Yes, there was a banking rally on Wednesday with KBW Bank (BKX) sector index rallying 14.6%, with Bank of America ((BAC), Fortune 500) and Citigroup ((C), Fortune 500) both jumping 31%. But a similar rally in late November quickly stalled and the index stagnated for a month before plunging once again at the need for yet more bailout funds.
In fact, was actually quite amusing that one of the reasons cited for the rally is the announcements by Bank of America and JP Morgan (JPM) executives that they’d purchased some of their own troubled equity issues. After receiving billions from the government, doesn’t it strike you as the height of outrageousness to suddenly announce a grand total of $12.7 million in stock purchases? Receive a dollar, invest a penny?
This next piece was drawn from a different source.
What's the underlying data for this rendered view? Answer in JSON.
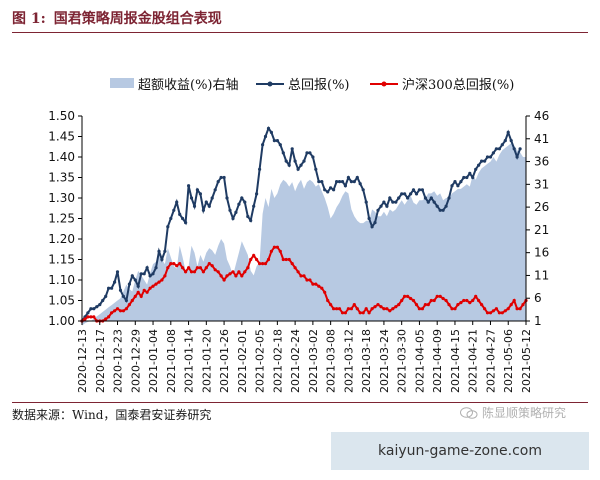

Perhaps the government would like to lend us a few billion so we can buy a few million in stock!
Is Anything Going Up?
In the spirit of Obama-style optimism however, we’d like to close out this report by pointing out that Diversified Consumer Services (up 11.0%) and Power Production & Energy Traders (up 1.3%) have been up since election day. (Just don’t ask about the other 63 sectors, however.)
Certain individual stocks in the Energy, Materials, Consumer Staples, Health Care, Utilities and Consumer Discretionary sectors have fared well since that date, however. (Table courtesy of Bespoke Investment Group)

This would seem to confirm the growing idea that the only areas worth investing in are the areas which are basic, boring must-haves in day to day life. Consumer goods are not exactly the thing to get investors’ pulses racing, but if they’re losing less money than more exotic investment options, then these sectors are going to benefit from capital flows.
The problem with many of these consumer oriented companies, however, is that management knows they have what amounts to a sure thing and treats their investors accordingly. Don’t count on impressive dividends or shareholder relations from such companies.